Altered vascular function in chronic kidney disease: evidence from passive leg movement

Abstract

Chronic kidney disease (CKD) is an independent risk factor for the development of cardiovascular disease and is characterized by reduced nitric oxide (NO) bioavailability and vascular dysfunction, typically assessed using brachial artery flow-mediated dilation (FMD). It has been previously reported that passive leg movement (PLM)-induced hyperemia, an assessment of lower extremity vascular function, is highly dependent on NO, but has not yet been utilized to assess vascular function in patients with CKD. The purpose of this study was to comprehensively assess vascular function in patients with CKD using PLM, in addition to the traditional FMD technique. Assessment of vascular function via PLM and FMD was performed on 12 patients (CKD, 66 ± 3 years) and 16 age-matched healthy controls (CON, 60 ± 2 years). Blood velocity and artery diameters during PLM and FMD were measured using duplex ultrasound of the femoral and brachial arteries, respectively. Habitual physical activity, assessed by accelerometry, was performed in a subset of each group. CKD patients had reduced peak leg blood flow (LBF) (384 ± 39 vs. 569 ± 77 mL/min, P < 0.05) and change in LBF from baseline to peak (∆peakLBF) (143 ± 22 vs. 249 ± 34 mL/min, P < 0.05) during PLM compared to CON. Additionally, PLM responses were significantly associated with kidney function and physical activity levels. As anticipated, FMD was significantly attenuated in CKD patients (5.2 ± 1.1 vs. 8.8 ± 1.2%, P < 0.05). In conclusion, both upper and lower extremity measures of vascular function indicate impairment in CKD patients when compared to controls. PLM appears to be a novel and feasible approach to assessing lower extremity vascular function in CKD.

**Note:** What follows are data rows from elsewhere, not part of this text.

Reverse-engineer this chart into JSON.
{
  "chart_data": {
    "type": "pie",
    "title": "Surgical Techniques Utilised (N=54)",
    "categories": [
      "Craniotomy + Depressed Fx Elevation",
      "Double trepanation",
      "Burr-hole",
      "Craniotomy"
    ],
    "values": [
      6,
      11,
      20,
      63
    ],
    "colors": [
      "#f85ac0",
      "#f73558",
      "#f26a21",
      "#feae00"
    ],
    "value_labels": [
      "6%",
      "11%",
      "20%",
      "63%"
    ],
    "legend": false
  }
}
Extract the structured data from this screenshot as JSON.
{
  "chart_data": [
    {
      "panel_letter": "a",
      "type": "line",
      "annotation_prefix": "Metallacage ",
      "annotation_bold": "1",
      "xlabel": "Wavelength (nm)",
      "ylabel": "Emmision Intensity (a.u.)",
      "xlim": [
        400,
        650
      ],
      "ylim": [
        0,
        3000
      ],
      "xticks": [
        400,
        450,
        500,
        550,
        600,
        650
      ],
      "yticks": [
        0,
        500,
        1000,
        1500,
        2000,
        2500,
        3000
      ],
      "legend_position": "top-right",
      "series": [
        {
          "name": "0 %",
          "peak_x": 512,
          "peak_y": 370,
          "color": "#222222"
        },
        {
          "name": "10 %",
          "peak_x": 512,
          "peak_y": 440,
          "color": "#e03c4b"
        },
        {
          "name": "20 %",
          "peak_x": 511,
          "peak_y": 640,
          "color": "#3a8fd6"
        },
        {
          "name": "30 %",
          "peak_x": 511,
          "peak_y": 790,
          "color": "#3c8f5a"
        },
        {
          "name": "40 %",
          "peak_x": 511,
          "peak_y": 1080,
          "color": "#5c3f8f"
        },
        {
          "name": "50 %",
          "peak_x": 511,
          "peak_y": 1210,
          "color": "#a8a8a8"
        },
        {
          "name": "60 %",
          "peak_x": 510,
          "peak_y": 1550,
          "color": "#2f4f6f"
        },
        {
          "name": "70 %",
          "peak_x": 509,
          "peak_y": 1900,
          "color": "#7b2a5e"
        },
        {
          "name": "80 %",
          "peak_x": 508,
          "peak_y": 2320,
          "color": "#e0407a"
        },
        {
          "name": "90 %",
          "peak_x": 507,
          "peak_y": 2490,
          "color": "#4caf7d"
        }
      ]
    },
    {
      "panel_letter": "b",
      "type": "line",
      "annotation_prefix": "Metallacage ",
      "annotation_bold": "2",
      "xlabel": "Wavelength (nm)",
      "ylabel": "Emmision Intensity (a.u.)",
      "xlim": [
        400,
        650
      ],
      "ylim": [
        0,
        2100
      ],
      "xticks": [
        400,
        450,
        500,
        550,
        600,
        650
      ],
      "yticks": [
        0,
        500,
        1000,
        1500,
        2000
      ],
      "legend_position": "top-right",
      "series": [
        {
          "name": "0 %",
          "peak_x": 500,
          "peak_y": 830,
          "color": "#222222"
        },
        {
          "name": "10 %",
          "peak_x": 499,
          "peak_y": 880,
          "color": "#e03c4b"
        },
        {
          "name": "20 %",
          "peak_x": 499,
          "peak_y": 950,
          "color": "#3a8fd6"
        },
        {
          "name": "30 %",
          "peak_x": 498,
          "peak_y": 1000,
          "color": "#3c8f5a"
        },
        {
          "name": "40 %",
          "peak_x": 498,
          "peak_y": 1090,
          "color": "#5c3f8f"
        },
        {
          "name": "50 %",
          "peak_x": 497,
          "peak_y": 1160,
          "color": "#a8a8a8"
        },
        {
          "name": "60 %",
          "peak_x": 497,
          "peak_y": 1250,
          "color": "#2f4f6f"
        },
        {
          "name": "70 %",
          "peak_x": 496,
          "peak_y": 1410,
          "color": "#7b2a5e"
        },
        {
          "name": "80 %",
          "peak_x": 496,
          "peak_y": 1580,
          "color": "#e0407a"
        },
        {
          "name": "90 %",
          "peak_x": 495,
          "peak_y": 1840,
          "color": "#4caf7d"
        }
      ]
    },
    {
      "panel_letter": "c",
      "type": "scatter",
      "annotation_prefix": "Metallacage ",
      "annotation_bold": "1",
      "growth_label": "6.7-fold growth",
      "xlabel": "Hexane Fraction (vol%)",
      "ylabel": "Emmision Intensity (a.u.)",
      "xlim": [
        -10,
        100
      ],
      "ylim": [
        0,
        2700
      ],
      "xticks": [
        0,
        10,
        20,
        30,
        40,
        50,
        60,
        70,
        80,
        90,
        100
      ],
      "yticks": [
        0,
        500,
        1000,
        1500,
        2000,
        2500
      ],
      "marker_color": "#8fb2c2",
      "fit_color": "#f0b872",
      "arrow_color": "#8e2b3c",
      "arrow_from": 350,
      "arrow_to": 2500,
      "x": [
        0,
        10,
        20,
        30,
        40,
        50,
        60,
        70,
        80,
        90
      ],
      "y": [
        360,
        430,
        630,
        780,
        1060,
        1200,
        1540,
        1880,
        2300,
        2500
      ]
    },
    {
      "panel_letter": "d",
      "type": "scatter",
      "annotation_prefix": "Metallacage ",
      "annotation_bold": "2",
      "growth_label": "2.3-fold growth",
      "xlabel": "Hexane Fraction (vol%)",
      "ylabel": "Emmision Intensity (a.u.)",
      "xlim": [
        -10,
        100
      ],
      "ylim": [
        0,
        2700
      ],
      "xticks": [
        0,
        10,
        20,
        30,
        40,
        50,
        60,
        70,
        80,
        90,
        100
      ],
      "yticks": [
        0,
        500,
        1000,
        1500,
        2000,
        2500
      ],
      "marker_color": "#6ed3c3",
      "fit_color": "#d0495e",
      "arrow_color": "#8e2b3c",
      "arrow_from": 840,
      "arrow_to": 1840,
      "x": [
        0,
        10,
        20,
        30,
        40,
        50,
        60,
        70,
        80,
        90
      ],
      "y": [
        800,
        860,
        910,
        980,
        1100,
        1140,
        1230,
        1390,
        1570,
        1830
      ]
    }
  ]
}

Keywords: CKD; PLM; endothelial function; flow-mediated dilation; nitric oxide.

Figure 1

Hyperemia induced by passive leg movement (PLM). Second‐by‐second average LBF responses during PLM for CKD patients and healthy controls (CON) (A). Note: Figure A illustrates general blood flow trends that occurred during PLM. As the analyses were performed on data from individuals who exhibited varying response kinetics, second‐by‐second averaging removes some of the information obtained in individual recordings. Therefore, mean values for peak LBF (B) and ∆peakLBF (C) achieved within each group are also illustrated separately. LBF, leg blood flow; ∆peakLBF, change in leg blood flow from baseline to peak; CON, healthy controls; CKD, chronic kidney disease; *P < 0.05.

Figure 2

Associations between renal function and hyperemia evoked by passive leg movement (PLM). Renal function as indicated by eGFR was significantly associated with peak LBF (A) and ∆peakLBF (B) achieved during PLM in all subjects (solid line). Correlations between PLM‐induced hyperemia and eGFR for only patients with CKD are also presented (dashed line). eGFR, estimated glomerular filtration rate; LBF, leg blood flow; ∆peakLBF, change in leg blood flow from baseline to peak; *P < 0.05.

Figure 3

Brachial artery responsiveness to flow‐mediated dilation (FMD). Brachial artery responsiveness, as quantified by the maximal percent change in diameter from baseline (%FMD) during the 2 min immediately following the release of cuff occlusion, was significantly reduced in CKD patients when compared to controls. CON, healthy controls; CKD, chronic kidney disease; *P < 0.05.

Figure 4

Associations between habitual physical activity and hyperemia evoked by passive leg movement (PLM). Habitual physical activity as expressed in average steps per day was significantly associated with both peak LBF (A) and ∆peakLBF (B) for all participants. Moderate‐to‐vigorous intensity physical activity (MVPA) as measured in minutes per week was also correlated with peak LBF (C) and ∆peakLBF (D). BF, leg blood flow; ∆peakLBF, change in leg blood flow from baseline to peak; CON, healthy controls; CKD, chronic kidney disease; *P < 0.05.

Figure 5

ADMA and MDA serum concentrations. ADMA concentrations were significantly higher in CKD patients when compared to controls (A). MDA concentrations were greater in CKD versus controls (B), however this difference was not statistically significant. ADMA, asymmetric dimethylarginine; MDA, malondialdehyde; CKD, chronic kidney disease, CON, healthy controls; *P < 0.05.